- Rashmi Doraiswamy
Actor, writer, theatre activist, script-writer Balraj Sahni’s hundredth birth anniversary (1 May 1913 – 13 April 1973), is being celebrated this year. This article is a tribute to his work in the Hindi cinema (from 1946, with the films Insaaf, Dharti ke Lal and Door Chalein to 1977 with the posthumously released film, Amaanat).
The Party’s policy was genuinely nationalistic in its outlook, while at the same time being in tune with true internationalism…. The devotion with which the party workers used to work for the IPTA had won them everyone’s respect. … Even their enemies could not help admiring the disciplined way these communist workers organized everything”. Although Sahni subsequently left the Party, P. C Joshi remarks that “His heart was so generous and his loyalty so great that he never blamed the party but took all the blame on himself, and remained loyal to the party and served it as and when he could”. Sahni remained committed to socialism as a political ideology, to theatre, and became a major actor in the Hindi film industry. He continued to write – his first book had come out in 1936 – prose, plays, poetry, travelogues throughout his life. Sahni straddled the three worlds of theatre, cinema and literature effortlessly and made a mark for himself in all three.
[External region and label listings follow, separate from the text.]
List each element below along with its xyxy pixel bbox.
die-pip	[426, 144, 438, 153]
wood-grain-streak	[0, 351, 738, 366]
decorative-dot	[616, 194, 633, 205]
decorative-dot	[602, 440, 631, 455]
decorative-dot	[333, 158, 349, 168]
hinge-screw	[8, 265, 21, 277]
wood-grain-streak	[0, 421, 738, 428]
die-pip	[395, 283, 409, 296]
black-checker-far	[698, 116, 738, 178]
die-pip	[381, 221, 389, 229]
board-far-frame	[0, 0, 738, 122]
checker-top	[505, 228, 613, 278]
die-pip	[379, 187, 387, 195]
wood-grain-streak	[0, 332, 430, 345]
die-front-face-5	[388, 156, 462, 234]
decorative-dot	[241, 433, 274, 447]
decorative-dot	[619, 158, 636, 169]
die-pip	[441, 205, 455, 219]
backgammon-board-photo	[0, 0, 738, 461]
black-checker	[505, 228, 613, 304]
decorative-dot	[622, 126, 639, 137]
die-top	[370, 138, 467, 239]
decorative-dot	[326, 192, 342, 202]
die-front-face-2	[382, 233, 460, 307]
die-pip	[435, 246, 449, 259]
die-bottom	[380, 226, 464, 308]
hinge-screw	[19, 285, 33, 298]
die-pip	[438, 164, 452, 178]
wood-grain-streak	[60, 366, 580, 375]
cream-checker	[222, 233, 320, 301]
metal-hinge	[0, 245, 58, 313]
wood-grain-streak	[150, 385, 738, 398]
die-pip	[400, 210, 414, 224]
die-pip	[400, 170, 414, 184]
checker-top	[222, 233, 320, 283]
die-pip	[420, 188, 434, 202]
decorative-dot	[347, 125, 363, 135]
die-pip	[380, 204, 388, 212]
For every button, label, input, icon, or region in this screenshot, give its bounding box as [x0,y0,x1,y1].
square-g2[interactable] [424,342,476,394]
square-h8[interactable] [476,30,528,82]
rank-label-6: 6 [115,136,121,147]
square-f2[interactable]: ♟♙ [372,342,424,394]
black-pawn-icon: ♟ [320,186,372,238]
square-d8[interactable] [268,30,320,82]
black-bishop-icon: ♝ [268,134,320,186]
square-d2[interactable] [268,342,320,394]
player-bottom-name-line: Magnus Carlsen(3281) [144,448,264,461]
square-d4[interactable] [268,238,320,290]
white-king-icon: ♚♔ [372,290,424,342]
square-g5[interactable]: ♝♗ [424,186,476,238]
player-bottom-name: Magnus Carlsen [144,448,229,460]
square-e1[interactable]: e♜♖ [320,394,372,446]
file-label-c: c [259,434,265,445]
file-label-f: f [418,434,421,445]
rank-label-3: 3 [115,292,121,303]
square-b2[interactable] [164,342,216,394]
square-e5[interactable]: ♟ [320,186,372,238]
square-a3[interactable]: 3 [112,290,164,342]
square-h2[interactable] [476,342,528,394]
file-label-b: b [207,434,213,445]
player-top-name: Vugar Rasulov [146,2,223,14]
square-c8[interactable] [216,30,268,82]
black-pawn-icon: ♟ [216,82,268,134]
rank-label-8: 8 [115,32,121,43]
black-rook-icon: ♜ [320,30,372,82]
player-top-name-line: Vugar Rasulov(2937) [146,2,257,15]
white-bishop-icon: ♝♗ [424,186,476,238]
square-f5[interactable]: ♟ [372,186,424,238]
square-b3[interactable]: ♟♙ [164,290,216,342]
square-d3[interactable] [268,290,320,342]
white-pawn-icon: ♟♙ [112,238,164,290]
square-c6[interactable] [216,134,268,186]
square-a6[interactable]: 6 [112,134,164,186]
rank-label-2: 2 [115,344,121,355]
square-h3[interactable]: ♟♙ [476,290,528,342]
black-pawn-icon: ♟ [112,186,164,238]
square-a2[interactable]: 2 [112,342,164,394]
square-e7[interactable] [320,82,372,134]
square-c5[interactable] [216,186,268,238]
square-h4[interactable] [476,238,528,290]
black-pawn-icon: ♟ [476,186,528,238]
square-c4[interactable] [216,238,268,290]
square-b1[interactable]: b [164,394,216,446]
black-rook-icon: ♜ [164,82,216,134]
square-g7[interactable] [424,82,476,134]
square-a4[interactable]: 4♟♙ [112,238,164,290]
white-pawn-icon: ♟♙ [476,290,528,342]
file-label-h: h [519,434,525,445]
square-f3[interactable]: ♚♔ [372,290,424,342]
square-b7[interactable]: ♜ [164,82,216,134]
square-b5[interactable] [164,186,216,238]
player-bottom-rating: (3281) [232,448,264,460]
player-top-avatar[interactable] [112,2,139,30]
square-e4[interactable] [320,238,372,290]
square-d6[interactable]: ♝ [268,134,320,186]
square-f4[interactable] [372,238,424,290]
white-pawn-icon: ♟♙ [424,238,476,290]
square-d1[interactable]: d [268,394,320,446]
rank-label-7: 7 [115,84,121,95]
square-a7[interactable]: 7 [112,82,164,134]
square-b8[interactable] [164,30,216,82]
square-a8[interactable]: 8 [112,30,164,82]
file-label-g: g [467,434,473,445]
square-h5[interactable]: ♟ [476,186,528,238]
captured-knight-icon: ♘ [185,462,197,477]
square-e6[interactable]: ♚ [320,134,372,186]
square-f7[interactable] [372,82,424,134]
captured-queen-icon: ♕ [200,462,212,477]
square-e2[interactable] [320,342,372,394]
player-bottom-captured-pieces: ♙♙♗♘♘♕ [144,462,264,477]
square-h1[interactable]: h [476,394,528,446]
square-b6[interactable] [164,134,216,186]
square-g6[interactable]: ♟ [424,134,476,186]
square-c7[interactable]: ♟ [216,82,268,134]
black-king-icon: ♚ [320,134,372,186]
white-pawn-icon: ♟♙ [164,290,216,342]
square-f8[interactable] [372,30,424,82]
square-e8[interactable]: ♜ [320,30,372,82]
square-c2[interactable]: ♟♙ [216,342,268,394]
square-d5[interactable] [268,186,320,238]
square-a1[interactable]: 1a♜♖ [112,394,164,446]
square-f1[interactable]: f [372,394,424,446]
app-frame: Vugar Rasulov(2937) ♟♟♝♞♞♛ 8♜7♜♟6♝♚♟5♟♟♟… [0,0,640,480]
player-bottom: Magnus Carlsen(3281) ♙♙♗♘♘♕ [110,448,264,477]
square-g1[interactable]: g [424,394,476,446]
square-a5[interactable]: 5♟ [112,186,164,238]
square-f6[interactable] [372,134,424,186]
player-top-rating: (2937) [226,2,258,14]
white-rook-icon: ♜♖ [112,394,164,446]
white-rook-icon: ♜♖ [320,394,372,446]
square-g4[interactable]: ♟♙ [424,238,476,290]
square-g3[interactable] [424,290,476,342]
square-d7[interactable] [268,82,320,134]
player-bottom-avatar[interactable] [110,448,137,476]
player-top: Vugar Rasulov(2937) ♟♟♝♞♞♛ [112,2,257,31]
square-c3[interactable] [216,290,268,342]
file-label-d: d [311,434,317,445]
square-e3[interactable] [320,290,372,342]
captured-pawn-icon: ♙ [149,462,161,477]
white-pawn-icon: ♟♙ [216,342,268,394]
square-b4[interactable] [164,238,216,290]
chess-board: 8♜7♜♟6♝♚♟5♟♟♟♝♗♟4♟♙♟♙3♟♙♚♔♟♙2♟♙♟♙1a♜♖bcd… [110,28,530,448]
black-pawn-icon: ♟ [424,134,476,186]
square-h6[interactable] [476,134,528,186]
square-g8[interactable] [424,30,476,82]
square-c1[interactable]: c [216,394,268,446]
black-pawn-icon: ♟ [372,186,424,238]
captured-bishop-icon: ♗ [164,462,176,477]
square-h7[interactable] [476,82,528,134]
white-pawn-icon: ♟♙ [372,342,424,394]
He was awarded the Soviet Land Nehru Award for his travelogue Mera Roosi Safarnama and the Padma Shri in 1969.
Balraj Sahni’s commitment to Marxism-Leninism and the collective spirit in art, did not blind him to the negative sense of power that belonging to a collective such as a political group could induce in people: “The moment I became a card-holding member of the Party, I began undergoing a mental transformation. I took to evaluating art wholly in terms of political expediency. … In fact, I was getting to be a petty dictator”. Likewise, his being in the industry for decades, did not convert him into an individualist, who could not see the larger systemic changes that the industry was undergoing, with the star system getting entrenched and the studio system changing.
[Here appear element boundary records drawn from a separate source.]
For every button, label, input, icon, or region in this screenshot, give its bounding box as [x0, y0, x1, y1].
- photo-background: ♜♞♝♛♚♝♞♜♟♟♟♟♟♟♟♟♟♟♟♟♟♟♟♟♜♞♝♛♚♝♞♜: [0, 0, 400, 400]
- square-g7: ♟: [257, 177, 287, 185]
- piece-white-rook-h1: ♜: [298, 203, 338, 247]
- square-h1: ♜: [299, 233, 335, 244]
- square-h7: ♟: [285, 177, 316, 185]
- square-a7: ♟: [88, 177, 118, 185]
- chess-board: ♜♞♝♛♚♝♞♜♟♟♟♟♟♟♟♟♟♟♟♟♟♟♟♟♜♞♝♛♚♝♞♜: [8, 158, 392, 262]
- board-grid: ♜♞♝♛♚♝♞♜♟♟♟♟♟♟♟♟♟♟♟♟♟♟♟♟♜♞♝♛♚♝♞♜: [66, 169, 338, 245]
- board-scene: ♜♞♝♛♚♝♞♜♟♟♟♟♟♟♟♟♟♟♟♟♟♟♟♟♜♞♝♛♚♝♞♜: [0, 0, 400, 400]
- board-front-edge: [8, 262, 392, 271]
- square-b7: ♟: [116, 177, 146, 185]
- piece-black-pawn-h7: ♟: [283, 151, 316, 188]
Balraj Sahni’s work in the Hindi film industry (he also worked in films in Punjabi), spanned a wide spectrum of genres. He acted in war films (Haqeeqat),in dacoit films (Paraya Dhan), in adaptations (Kabuliwala, based on Tagore’s story, high in literary value; Hanste Zakhm, based on popular writer Gulshan Nanda’s novel), in melodramas, in women’s films, neo-realist films within the industry (Do Bigha Zameen)…. He also has the distinction of having played the central character in the landmark Indian New Wave film, Garam Hawa. As such his oeuvre as an actor was a rich and varied one.
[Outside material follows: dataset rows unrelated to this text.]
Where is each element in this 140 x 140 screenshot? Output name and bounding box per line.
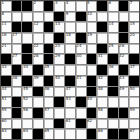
cell-r1c11[interactable]: 6 xyxy=(108,1,118,11)
cell-r10c10[interactable] xyxy=(97,97,107,107)
clue-number: 23 xyxy=(55,44,60,48)
clue-number: 48 xyxy=(98,87,103,91)
cell-r3c11[interactable]: 14 xyxy=(108,22,118,32)
cell-r11c3[interactable]: 56 xyxy=(22,108,32,118)
clue-number: 62 xyxy=(87,119,92,123)
cell-r1c8[interactable] xyxy=(76,1,86,11)
clue-number: 12 xyxy=(34,22,39,26)
block-r4c12 xyxy=(119,33,129,43)
clue-number: 51 xyxy=(2,97,7,101)
block-r11c4 xyxy=(33,108,43,118)
clue-number: 41 xyxy=(76,76,81,80)
cell-r8c4[interactable]: 39 xyxy=(33,76,43,86)
clue-number: 43 xyxy=(119,76,124,80)
block-r8c1 xyxy=(1,76,11,86)
block-r6c1 xyxy=(1,54,11,64)
block-r5c5 xyxy=(44,44,54,54)
cell-r5c1[interactable]: 21 xyxy=(1,44,11,54)
block-r8c7 xyxy=(65,76,75,86)
clue-number: 3 xyxy=(55,1,58,5)
cell-r6c12[interactable]: 32 xyxy=(119,54,129,64)
cell-r5c9[interactable] xyxy=(87,44,97,54)
clue-number: 14 xyxy=(108,22,113,26)
clue-number: 30 xyxy=(76,54,81,58)
clue-number: 4 xyxy=(66,1,69,5)
clue-number: 25 xyxy=(108,44,113,48)
cell-r5c7[interactable] xyxy=(65,44,75,54)
cell-r3c9[interactable] xyxy=(87,22,97,32)
cell-r12c7[interactable]: 61 xyxy=(65,119,75,129)
cell-r9c12[interactable]: 49 xyxy=(119,87,129,97)
cell-r4c5[interactable] xyxy=(44,33,54,43)
cell-r6c2[interactable]: 27 xyxy=(12,54,22,64)
cell-r2c1[interactable]: 8 xyxy=(1,12,11,22)
block-r9c11 xyxy=(108,87,118,97)
cell-r6c8[interactable]: 30 xyxy=(76,54,86,64)
block-r13c11 xyxy=(108,129,118,139)
cell-r9c2[interactable] xyxy=(12,87,22,97)
block-r1c10 xyxy=(97,1,107,11)
block-r6c3 xyxy=(22,54,32,64)
cell-r1c6[interactable]: 3 xyxy=(54,1,64,11)
cell-r1c7[interactable]: 4 xyxy=(65,1,75,11)
clue-number: 60 xyxy=(2,119,7,123)
block-r6c13 xyxy=(129,54,139,64)
block-r9c9 xyxy=(87,87,97,97)
clue-number: 47 xyxy=(66,87,71,91)
clue-number: 63 xyxy=(2,129,7,133)
block-r8c5 xyxy=(44,76,54,86)
clue-number: 65 xyxy=(44,129,49,133)
block-r4c6 xyxy=(54,33,64,43)
block-r12c8 xyxy=(76,119,86,129)
cell-r9c3[interactable]: 45 xyxy=(22,87,32,97)
clue-number: 55 xyxy=(2,108,7,112)
cell-r13c13[interactable]: 67 xyxy=(129,129,139,139)
cell-r3c4[interactable]: 12 xyxy=(33,22,43,32)
block-r11c12 xyxy=(119,108,129,118)
clue-number: 7 xyxy=(130,1,133,5)
block-r2c8 xyxy=(76,12,86,22)
cell-r9c10[interactable]: 48 xyxy=(97,87,107,97)
cell-r13c10[interactable]: 66 xyxy=(97,129,107,139)
cell-r5c2[interactable] xyxy=(12,44,22,54)
cell-r4c10[interactable] xyxy=(97,33,107,43)
cell-r5c12[interactable]: 26 xyxy=(119,44,129,54)
block-r10c2 xyxy=(12,97,22,107)
clue-number: 18 xyxy=(66,33,71,37)
cell-r2c11[interactable] xyxy=(108,12,118,22)
cell-r10c4[interactable] xyxy=(33,97,43,107)
clue-number: 16 xyxy=(2,33,7,37)
clue-number: 66 xyxy=(98,129,103,133)
clue-number: 64 xyxy=(23,129,28,133)
clue-number: 2 xyxy=(34,1,37,5)
clue-number: 59 xyxy=(130,108,135,112)
block-r3c12 xyxy=(119,22,129,32)
clue-number: 32 xyxy=(119,54,124,58)
cell-r10c5[interactable] xyxy=(44,97,54,107)
cell-r13c1[interactable]: 63 xyxy=(1,129,11,139)
clue-number: 9 xyxy=(66,12,69,16)
cell-r2c4[interactable] xyxy=(33,12,43,22)
cell-r12c2[interactable] xyxy=(12,119,22,129)
block-r3c3 xyxy=(22,22,32,32)
block-r5c3 xyxy=(22,44,32,54)
cell-r5c8[interactable]: 24 xyxy=(76,44,86,54)
cell-r11c1[interactable]: 55 xyxy=(1,108,11,118)
cell-r5c4[interactable]: 22 xyxy=(33,44,43,54)
block-r2c6 xyxy=(54,12,64,22)
block-r3c10 xyxy=(97,22,107,32)
crossword-grid: 1234567891011121314151617181920212223242… xyxy=(0,0,140,140)
clue-number: 39 xyxy=(34,76,39,80)
block-r9c4 xyxy=(33,87,43,97)
cell-r9c6[interactable] xyxy=(54,87,64,97)
cell-r5c13[interactable] xyxy=(129,44,139,54)
block-r3c2 xyxy=(12,22,22,32)
cell-r4c2[interactable]: 17 xyxy=(12,33,22,43)
clue-number: 42 xyxy=(98,76,103,80)
cell-r12c10[interactable] xyxy=(97,119,107,129)
cell-r8c12[interactable]: 43 xyxy=(119,76,129,86)
cell-r3c1[interactable]: 11 xyxy=(1,22,11,32)
cell-r2c13[interactable] xyxy=(129,12,139,22)
block-r8c3 xyxy=(22,76,32,86)
clue-number: 61 xyxy=(66,119,71,123)
block-r12c6 xyxy=(54,119,64,129)
cell-r2c9[interactable]: 10 xyxy=(87,12,97,22)
clue-number: 53 xyxy=(66,97,71,101)
cell-r13c7[interactable] xyxy=(65,129,75,139)
cell-r12c13[interactable] xyxy=(129,119,139,129)
cell-r13c6[interactable] xyxy=(54,129,64,139)
clue-number: 19 xyxy=(87,33,92,37)
cell-r6c6[interactable]: 29 xyxy=(54,54,64,64)
cell-r9c13[interactable]: 50 xyxy=(129,87,139,97)
clue-number: 44 xyxy=(2,87,7,91)
cell-r7c11[interactable]: 36 xyxy=(108,65,118,75)
clue-number: 52 xyxy=(23,97,28,101)
clue-number: 38 xyxy=(12,76,17,80)
clue-number: 8 xyxy=(2,12,5,16)
clue-number: 49 xyxy=(119,87,124,91)
block-r6c11 xyxy=(108,54,118,64)
block-r7c12 xyxy=(119,65,129,75)
cell-r10c13[interactable] xyxy=(129,97,139,107)
block-r1c2 xyxy=(12,1,22,11)
cell-r10c3[interactable]: 52 xyxy=(22,97,32,107)
cell-r11c5[interactable]: 57 xyxy=(44,108,54,118)
cell-r7c6[interactable] xyxy=(54,65,64,75)
cell-r2c12[interactable] xyxy=(119,12,129,22)
cell-r12c9[interactable]: 62 xyxy=(87,119,97,129)
block-r11c9 xyxy=(87,108,97,118)
cell-r10c12[interactable] xyxy=(119,97,129,107)
cell-r1c13[interactable]: 7 xyxy=(129,1,139,11)
cell-r13c3[interactable]: 64 xyxy=(22,129,32,139)
cell-r7c1[interactable]: 33 xyxy=(1,65,11,75)
cell-r2c2[interactable] xyxy=(12,12,22,22)
cell-r12c12[interactable] xyxy=(119,119,129,129)
block-r10c8 xyxy=(76,97,86,107)
cell-r9c5[interactable]: 46 xyxy=(44,87,54,97)
block-r10c6 xyxy=(54,97,64,107)
cell-r7c3[interactable]: 34 xyxy=(22,65,32,75)
cell-r3c6[interactable]: 13 xyxy=(54,22,64,32)
block-r5c10 xyxy=(97,44,107,54)
cell-r2c10[interactable] xyxy=(97,12,107,22)
clue-number: 20 xyxy=(130,33,135,37)
cell-r13c8[interactable] xyxy=(76,129,86,139)
cell-r10c7[interactable]: 53 xyxy=(65,97,75,107)
clue-number: 31 xyxy=(98,54,103,58)
block-r1c12 xyxy=(119,1,129,11)
cell-r11c10[interactable]: 58 xyxy=(97,108,107,118)
block-r7c2 xyxy=(12,65,22,75)
block-r6c7 xyxy=(65,54,75,64)
cell-r9c7[interactable]: 47 xyxy=(65,87,75,97)
cell-r3c7[interactable] xyxy=(65,22,75,32)
clue-number: 50 xyxy=(130,87,135,91)
cell-r10c9[interactable]: 54 xyxy=(87,97,97,107)
cell-r8c8[interactable]: 41 xyxy=(76,76,86,86)
cell-r7c7[interactable] xyxy=(65,65,75,75)
block-r7c4 xyxy=(33,65,43,75)
clue-number: 54 xyxy=(87,97,92,101)
cell-r1c1[interactable]: 1 xyxy=(1,1,11,11)
cell-r13c5[interactable]: 65 xyxy=(44,129,54,139)
block-r13c4 xyxy=(33,129,43,139)
block-r11c2 xyxy=(12,108,22,118)
clue-number: 26 xyxy=(119,44,124,48)
cell-r6c10[interactable]: 31 xyxy=(97,54,107,64)
block-r8c11 xyxy=(108,76,118,86)
cell-r5c11[interactable]: 25 xyxy=(108,44,118,54)
clue-number: 1 xyxy=(2,1,5,5)
block-r13c9 xyxy=(87,129,97,139)
cell-r3c8[interactable] xyxy=(76,22,86,32)
cell-r2c7[interactable]: 9 xyxy=(65,12,75,22)
clue-number: 29 xyxy=(55,54,60,58)
clue-number: 36 xyxy=(108,65,113,69)
cell-r3c13[interactable]: 15 xyxy=(129,22,139,32)
cell-r10c11[interactable] xyxy=(108,97,118,107)
clue-number: 35 xyxy=(44,65,49,69)
cell-r4c13[interactable]: 20 xyxy=(129,33,139,43)
clue-number: 34 xyxy=(23,65,28,69)
cell-r8c2[interactable]: 38 xyxy=(12,76,22,86)
cell-r8c6[interactable]: 40 xyxy=(54,76,64,86)
cell-r7c9[interactable] xyxy=(87,65,97,75)
clue-number: 6 xyxy=(108,1,111,5)
clue-number: 15 xyxy=(130,22,135,26)
clue-number: 10 xyxy=(87,12,92,16)
cell-r11c6[interactable] xyxy=(54,108,64,118)
clue-number: 5 xyxy=(87,1,90,5)
block-r13c12 xyxy=(119,129,129,139)
cell-r4c7[interactable]: 18 xyxy=(65,33,75,43)
cell-r12c5[interactable] xyxy=(44,119,54,129)
clue-number: 21 xyxy=(2,44,7,48)
block-r3c5 xyxy=(44,22,54,32)
clue-number: 22 xyxy=(34,44,39,48)
block-r11c11 xyxy=(108,108,118,118)
block-r6c9 xyxy=(87,54,97,64)
clue-number: 46 xyxy=(44,87,49,91)
clue-number: 28 xyxy=(34,54,39,58)
clue-number: 67 xyxy=(130,129,135,133)
block-r1c3 xyxy=(22,1,32,11)
cell-r6c4[interactable]: 28 xyxy=(33,54,43,64)
cell-r7c8[interactable] xyxy=(76,65,86,75)
clue-number: 57 xyxy=(44,108,49,112)
block-r13c2 xyxy=(12,129,22,139)
clue-number: 58 xyxy=(98,108,103,112)
block-r8c9 xyxy=(87,76,97,86)
cell-r1c9[interactable]: 5 xyxy=(87,1,97,11)
cell-r1c4[interactable]: 2 xyxy=(33,1,43,11)
cell-r2c5[interactable] xyxy=(44,12,54,22)
clue-number: 37 xyxy=(130,65,135,69)
cell-r4c3[interactable] xyxy=(22,33,32,43)
clue-number: 17 xyxy=(12,33,17,37)
clue-number: 13 xyxy=(55,22,60,26)
cell-r4c11[interactable] xyxy=(108,33,118,43)
block-r4c8 xyxy=(76,33,86,43)
clue-number: 45 xyxy=(23,87,28,91)
cell-r12c4[interactable] xyxy=(33,119,43,129)
cell-r4c4[interactable] xyxy=(33,33,43,43)
cell-r11c7[interactable] xyxy=(65,108,75,118)
cell-r12c1[interactable]: 60 xyxy=(1,119,11,129)
clue-number: 27 xyxy=(12,54,17,58)
cell-r9c8[interactable] xyxy=(76,87,86,97)
cell-r4c9[interactable]: 19 xyxy=(87,33,97,43)
cell-r5c6[interactable]: 23 xyxy=(54,44,64,54)
clue-number: 11 xyxy=(2,22,7,26)
cell-r12c3[interactable] xyxy=(22,119,32,129)
cell-r9c1[interactable]: 44 xyxy=(1,87,11,97)
cell-r7c5[interactable]: 35 xyxy=(44,65,54,75)
cell-r11c13[interactable]: 59 xyxy=(129,108,139,118)
cell-r2c3[interactable] xyxy=(22,12,32,22)
clue-number: 40 xyxy=(55,76,60,80)
cell-r11c8[interactable] xyxy=(76,108,86,118)
cell-r10c1[interactable]: 51 xyxy=(1,97,11,107)
clue-number: 33 xyxy=(2,65,7,69)
clue-number: 56 xyxy=(23,108,28,112)
block-r6c5 xyxy=(44,54,54,64)
block-r7c10 xyxy=(97,65,107,75)
cell-r7c13[interactable]: 37 xyxy=(129,65,139,75)
cell-r4c1[interactable]: 16 xyxy=(1,33,11,43)
block-r8c13 xyxy=(129,76,139,86)
cell-r8c10[interactable]: 42 xyxy=(97,76,107,86)
block-r1c5 xyxy=(44,1,54,11)
clue-number: 24 xyxy=(76,44,81,48)
cell-r12c11[interactable] xyxy=(108,119,118,129)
Balraj Sahni’s work is interesting because it creates a crossroad for several distinct, if not disparate tendencies in the cultural scenario of the three decades of post-independence India. What would have remained distinct or separate paths in this scenario, were forced to intersect because of the person and persona of Balraj Sahni.Here was a theatre actor and activist working in cinema; an IPTA activist with its left,secular, democratic views working in an industry that by the sixties had given up on the Nehruvian-Gandhian vision in its narratives; an urban, educated intellectual who could act out convincingly roles as varied as the poor peasant in Do Bigha Zameen, the arrogant patriarch (Anpadh) or the poor Afghan migrant (Kabuliwala); an actor, whose natural proclivities lay with the realist mode, but who acted for the most part in melodramas…. In fact, Balraj Sahni’s tryst with the Hindi cinema sharply poses the question of the relationship between realism and melodrama; between the actor, his persona and star status; between progressive views and moribund values in film narratives; of the personal intersecting with the public….
Most of the films Balraj Sahni acted in in the Hindi film industry were what could be broadly categorized as melodramas. Melodrama, a form that combines music and drama, has its antecedents in theatre (particularly the medieval morality play), literature, opera, folk songs, and ballad. According to Ben Singer “Melodrama as it generally is used today refers to a set of subgenres that remain close to the heart and hearth and emphasise a register of heightened emotionalism and sentimentality”. In India, music has been a very important part of the classical and folk traditions of theatre and other performances, including those that involve narrations. Melodrama was part of the Parsi theatre that was to influence Indian cinema. Indian filmmakers also drew their own kind of inspiration from Hollywood and European cinemas, adapting the influences to their requirements. The melodrama in the Hindi cinema is thus a hybrid mode and often has mythological or allegorical undercurrents in the narrative.